Leslie Schwartz (born 1962) is an American author and teacher of creative writing. She has published two novels, Jumping the Green and Angels Crest, the latter of which was made into a 2011 film, and The Lost Chapters, a memoir of her time in jail while recovering from alcoholism.

== Personal life ==
Schwartz was born in 1962. She earned a Bachelor of Arts in Rhetoric and English from UC Berkeley and a Master of Fine Arts in Creative Writing in 2012 from Pacific University in Oregon. She lives in Los Angeles with her husband and daughter.

Schwartz is a recovering alcoholic, who began drinking at the age of 11, and became sober in 2000. In 2012, she relapsed, and spent 414 days in what she calls "a chronic state of blackout" from alcohol and drugs, including two near-fatal overdoses and four arrests. This only ended after she was arrested in early 2014 for driving under the influence and battery of an officer. She served 37 days in jail of a 90-day sentence starting in March 2014, and wrote a 2018 book about her experience.

== Writing work ==
Schwartz has taught creative writing at numerous institutions including the UCLA Extension Writers' Program and Jewish Women's Theatre, and continues to teach at the summer writing festival at the University of Iowa.
She served as president of the board of directors of PEN Center USA, the Los Angeles literary and human rights organization, from 2006-2007.

=== Homeboy Industries ===
In 2006, as part of PEN, Schwartz was hired through a grant by the California Council for the Humanities to teach a 10-week creative writing class for former Los Angeles gang members at Homeboy Industries, an intervention program founded by Father Gregory Boyle. After the class was over, she stayed on as a volunteer. The Los Angeles Times wrote about her volunteer work.

In 2008, Schwartz became the founder of the Homeboy Press and editor-in-chief of the Homeboy Review literary magazine, which included the former gang members' writing along with that of professionals. The magazine published two annual issues.

== Books ==

=== Jumping the Green ===
In 1997, Schwartz won the $2,500 James Jones Literary Society First Novel Fellowship for her unpublished novel, Jumping the Green, beating out over 500 other applicants. As a result of winning, Schwartz signed a contract with the Elaine Markson Literary Agency in New York. Jumping the Green was published October 1, 1999, by Simon & Schuster, ISBN 0-684-85589-5. It tells the story of a young San Francisco sculptor examining her sister's unsolved murder while being in a sadomasochistic relationship. It was widely reviewed in the United States and the United Kingdom.

=== Angels Crest ===
Angels Crest (Doubleday, ISBN 978-0-385-51185-8) is a 2004 novel about a toddler wandering off in the snowy California mountains, and the aftermath in a small town where nearly everyone has a personal connection to the tragedy. The story is told from seven different points of view. It received mixed reviews, calling it pounding, but also maudlin.

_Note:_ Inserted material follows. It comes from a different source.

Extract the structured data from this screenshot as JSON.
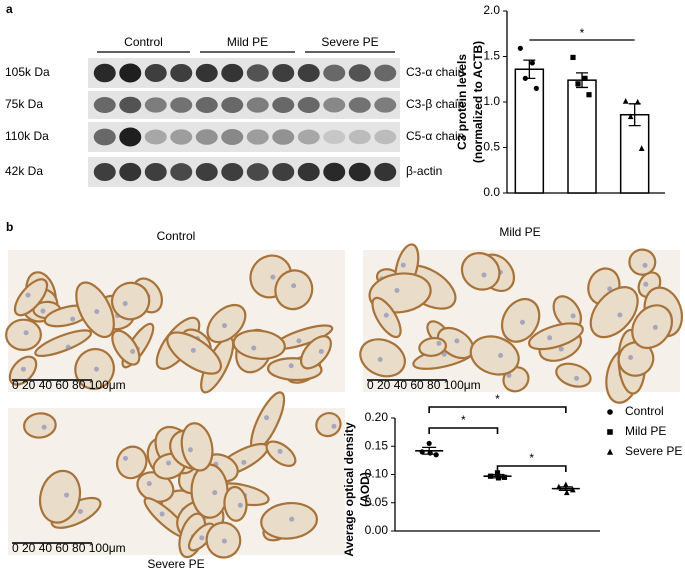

The book was made into a 2011 Canadian-American film of the same title, directed by Gaby Dellal and starring Thomas Dekker, Lynn Collins, and Mira Sorvino. It premiered at the Tribeca Film Festival in April, and was widely released by Magnolia Pictures in December.

=== The Lost Chapters ===
In 2018, Schwartz published her memoir The Lost Chapters: Reclaiming My Life, One Book at a Time (Blue Rider Press, ISBN 978-0525534631) about her 2014 sentence in the Century Regional Detention Facility in Lynwood, California. It juxtaposes her experiences in jail with the 22

books she had sent to her there, each of which seemed to arrive at the most appropriate time. Schwartz especially credits Ruth Ozeki's A Tale for the Time Being for changing her life. The memoir also sympathetically describes the women that she was imprisoned with, and criticizes the cruel and dehumanizing system that incarcerates them without treating them. The book received favorable reviews.